Un programme de drone spatial pour l’armée de l’Air et de l’Espace sera-t-il retenu par le plan de relance?

Ce 24 juillet, la ministre des Armées, Florence Parly, doit assister à la prise de commandement de l’École de l’Air par Mme le général Dominique Arbiol [qui tient à l’usage du masculin pour son grade, avance Le Figaro. À cette occasion, elle va officialiser la nouvelle appellation « armée de l’Air et de l’Espace », comme cela avait été annoncé l’an passé, au moment de la publication de la stratégie militaire spatiale française.

Dans un entretien donné au quotidien La Provence, Mme Parly a ainsi expliqué que l’espace est désormais devenu un « milieu de confrontation éventuelle », avec des puissances qui s’y disputent « la suprématie mondiale ». Et un nouvel exemple vient d’en être donné avec les accusations portées contre la Russie par le général John Raymond, le commandant de l’US Space Force.

Ainsi, ce dernier a confié à l’hebdomadaire Time que la Russie avait « conduit un test non-destructeur d’une arme anti-satellite depuis l’espace » le 15 juillet. D’après lui, l’engin Kosmos-2543, libéré par le satellite Kosmos-2542 dix jours après son lancement depuis le cosmodrome de Plessetsk, en novembre 2019, aurait « tiré un projectile », désigné « Objet 45915 », alors qu’il manoeuvrait autour du satellite Kosmos-2535.

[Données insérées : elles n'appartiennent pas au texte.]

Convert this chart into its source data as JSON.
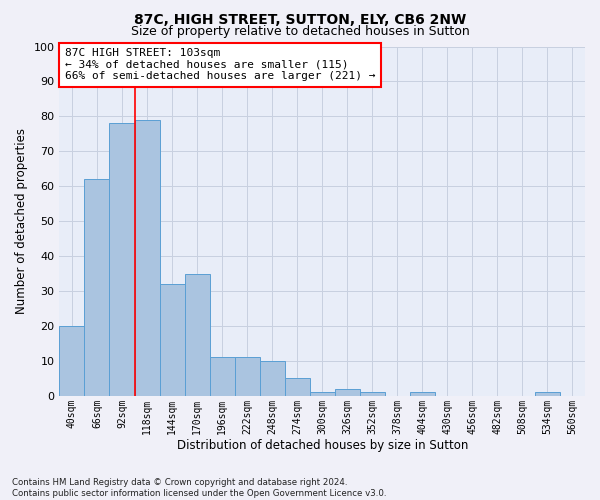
{
  "title1": "87C, HIGH STREET, SUTTON, ELY, CB6 2NW",
  "title2": "Size of property relative to detached houses in Sutton",
  "xlabel": "Distribution of detached houses by size in Sutton",
  "ylabel": "Number of detached properties",
  "categories": [
    "40sqm",
    "66sqm",
    "92sqm",
    "118sqm",
    "144sqm",
    "170sqm",
    "196sqm",
    "222sqm",
    "248sqm",
    "274sqm",
    "300sqm",
    "326sqm",
    "352sqm",
    "378sqm",
    "404sqm",
    "430sqm",
    "456sqm",
    "482sqm",
    "508sqm",
    "534sqm",
    "560sqm"
  ],
  "values": [
    20,
    62,
    78,
    79,
    32,
    35,
    11,
    11,
    10,
    5,
    1,
    2,
    1,
    0,
    1,
    0,
    0,
    0,
    0,
    1,
    0
  ],
  "bar_color": "#aac4e0",
  "bar_edge_color": "#5a9fd4",
  "grid_color": "#c8d0e0",
  "bg_color": "#e8edf8",
  "fig_color": "#f0f0f8",
  "annotation_line1": "87C HIGH STREET: 103sqm",
  "annotation_line2": "← 34% of detached houses are smaller (115)",
  "annotation_line3": "66% of semi-detached houses are larger (221) →",
  "vline_x": 2.5,
  "ylim": [
    0,
    100
  ],
  "yticks": [
    0,
    10,
    20,
    30,
    40,
    50,
    60,
    70,
    80,
    90,
    100
  ],
  "footnote1": "Contains HM Land Registry data © Crown copyright and database right 2024.",
  "footnote2": "Contains public sector information licensed under the Open Government Licence v3.0."
}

En février dernier, les États-Unis avait accusé déjà les engins Kosmos-2542 et Kosmos-2543 de s’intéresser d’un peu trop près au satellite USA-245, exploité depuis 2013 par le National Reconnaissance Office [NRO].

« Le test de la semaine dernière est un nouvel exemple que les menaces contre les installations spatiales des États-Unis et de ses alliés sont réelles, sérieuses et croissantes » a fait valoir l’US Space Command, via un communiqué.

En 2018, la France a également dénoncé l’activité de l’engin russe LUCH-OLYMP autour du satellite franco-italien de communications militaires Athena-Fidus. Un incident qui a servi de fil rouge à l’élaboration de la stratégie spatiale militaire dévoilée l’an dernier. Cela étant d’autres pays développent – ou ont déjà développé – des capacités anti-satellites, comme les États-Unis, la Chine et, plus récemment, l’Inde.

« Le constat était que des satellites pouvaient désormais s’approcher des nôtres pour les brouiller ou les endommager, voire les détruire. Ceci a évidemment une importance très grande pour nos activités civiles et militaires car nos armées utilisent de plus en plus l’espace pour leurs propres opérations », a rappelé Mme Parly dans les colonnes de La Provence. Et d’ajouter : « Nous ne sommes en aucun cas engagés dans une course aux armements » mais « il est également de ma responsabilité d’être certaine d’avoir parfaitement identifié les menaces auxquelles notre pays est potentiellement confronté. »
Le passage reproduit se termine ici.